Innovations pour une production chimique respectueuse du climat

  • BASF met en oeuvre un ambitieux programme de « Carbon Management » dans le cadre duquel la recherche et le développement ouvrent de nouvelles perspectives
  • La conférence de presse dédiée à la recherche présente quatre projets pionniers consacrés aux processus de production de nouvelle génération à faibles émissions de CO2

La protection du climat est fermement ancrée dans la nouvelle stratégie d’entreprise de BASF, dont un objectif central est de parvenir à une croissance neutre en CO2 d’ici 2030. Pour ce faire, BASF optimise sans relâche les processus existants, remplace progressivement les sources d’énergie fossiles par des sources d’énergie renouvelables et développe des procédés entièrement nouveaux de production à faibles émissions. L’entreprise a regroupé l’ensemble de ces travaux au sein d’un programme ambitieux de gestion du carbone. À l’occasion de la conférence de presse dédiée à la recherche qui se tient aujourd’hui à Ludwigshafen, BASF présente les résultats obtenus à ce jour par les recherches consacrées aux nouveaux procédés et aux produits innovants respectueux du climat.

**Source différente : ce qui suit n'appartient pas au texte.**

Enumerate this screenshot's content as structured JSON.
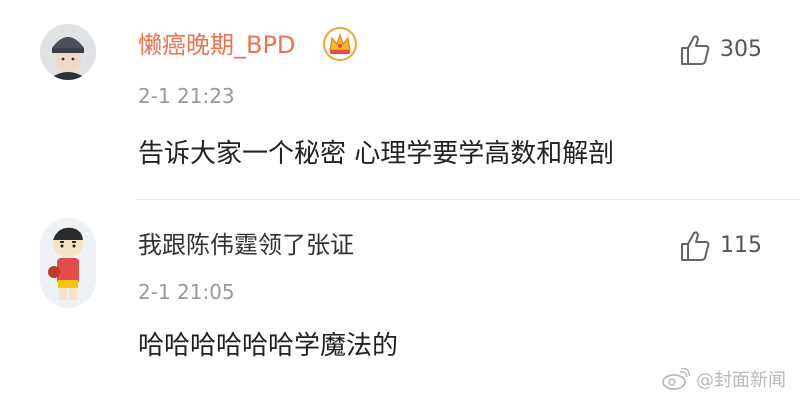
{
  "comments": [
    {
      "username": "懒癌晚期_BPD",
      "time": "2-1 21:23",
      "text": "告诉大家一个秘密 心理学要学高数和解剖",
      "likes": "305",
      "avatar_icon": "user-avatar-beanie-icon",
      "badge_icon": "crown-badge-icon"
    },
    {
      "username": "我跟陈伟霆领了张证",
      "time": "2-1 21:05",
      "text": "哈哈哈哈哈哈学魔法的",
      "likes": "115",
      "avatar_icon": "cartoon-avatar-icon"
    }
  ],
  "watermark": {
    "text": "@封面新闻",
    "icon": "weibo-logo-icon"
  },
  "colors": {
    "username_highlight": "#eb7350",
    "muted_text": "#999999",
    "body_text": "#222222"
  }
}
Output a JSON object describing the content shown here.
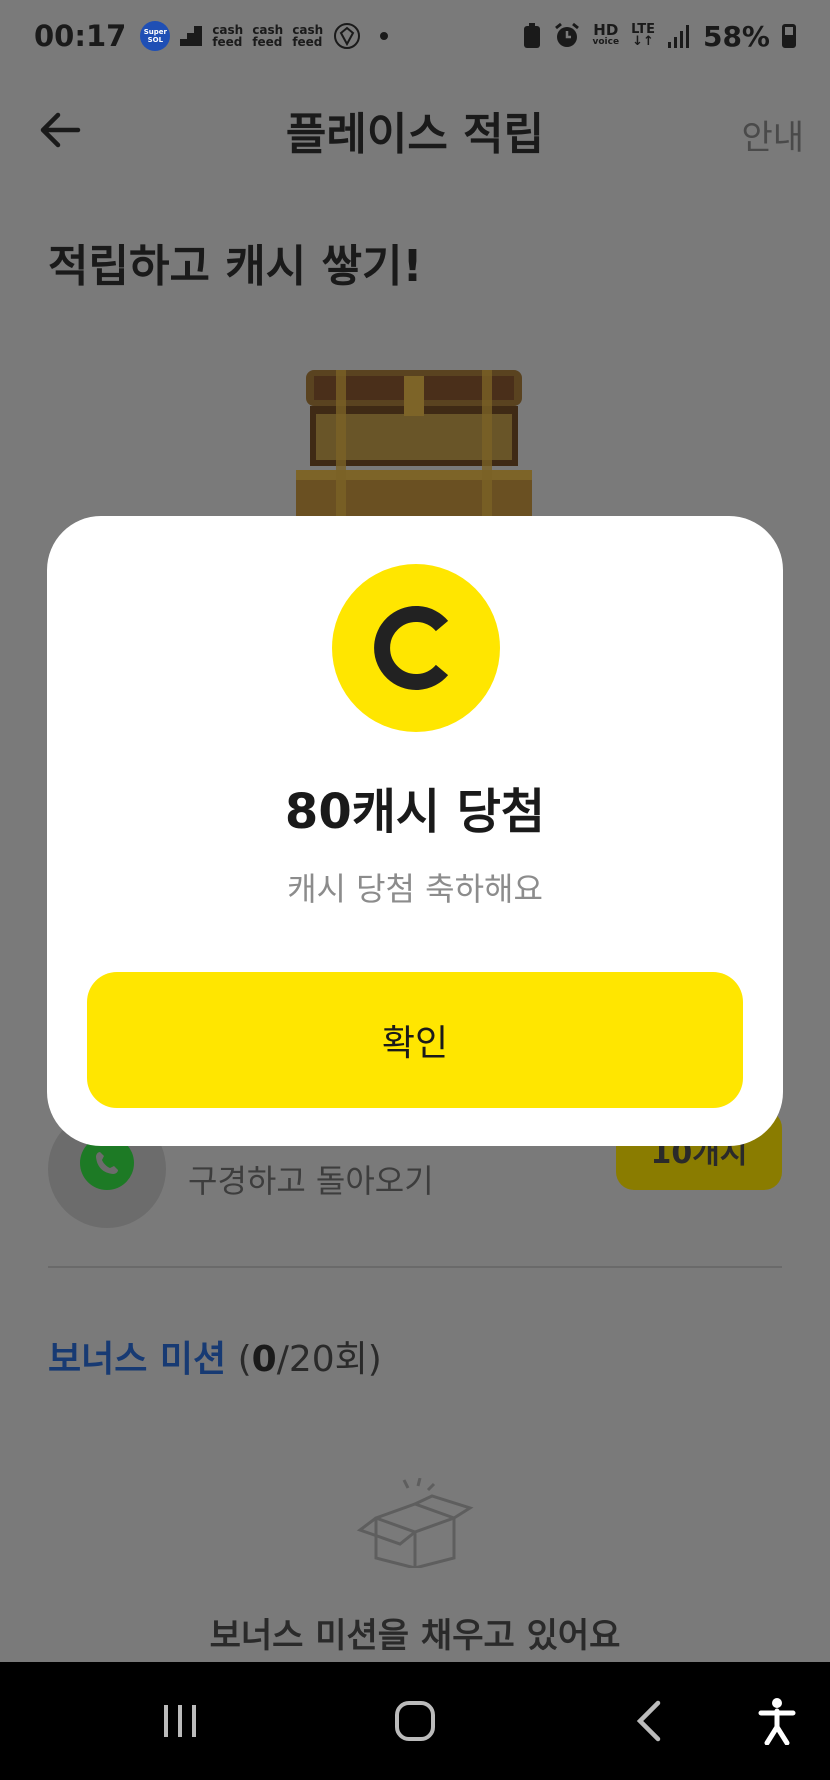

« Pour atteindre les objectifs de protection du climat, les émissions de CO2 doivent être réduites à grande échelle. L’utilisation de CO2 comme matière première ne s'avère judicieuse que dans de rares cas et n’est donc pas en mesure de ralentir de manière décisive le changement climatique », souligne Martin Brudermüller, président du directoire et Chief Technology Officer de BASF. Au cours de ces dernières décennies, l’entreprise est parvenue à réduire considérablement ses émissions de CO2 en optimisant ses processus de production et en accroissant son efficacité. Depuis 1990, BASF a ainsi diminué de moitié ses émissions tout en doublant son volume de production. « Une nouvelle réduction notable des émissions de CO2 nécessite des technologies d'un tout nouveau genre », indique Martin Brudermüller. C’est la raison pour laquelle BASF a lancé un programme de recherche ambitieux.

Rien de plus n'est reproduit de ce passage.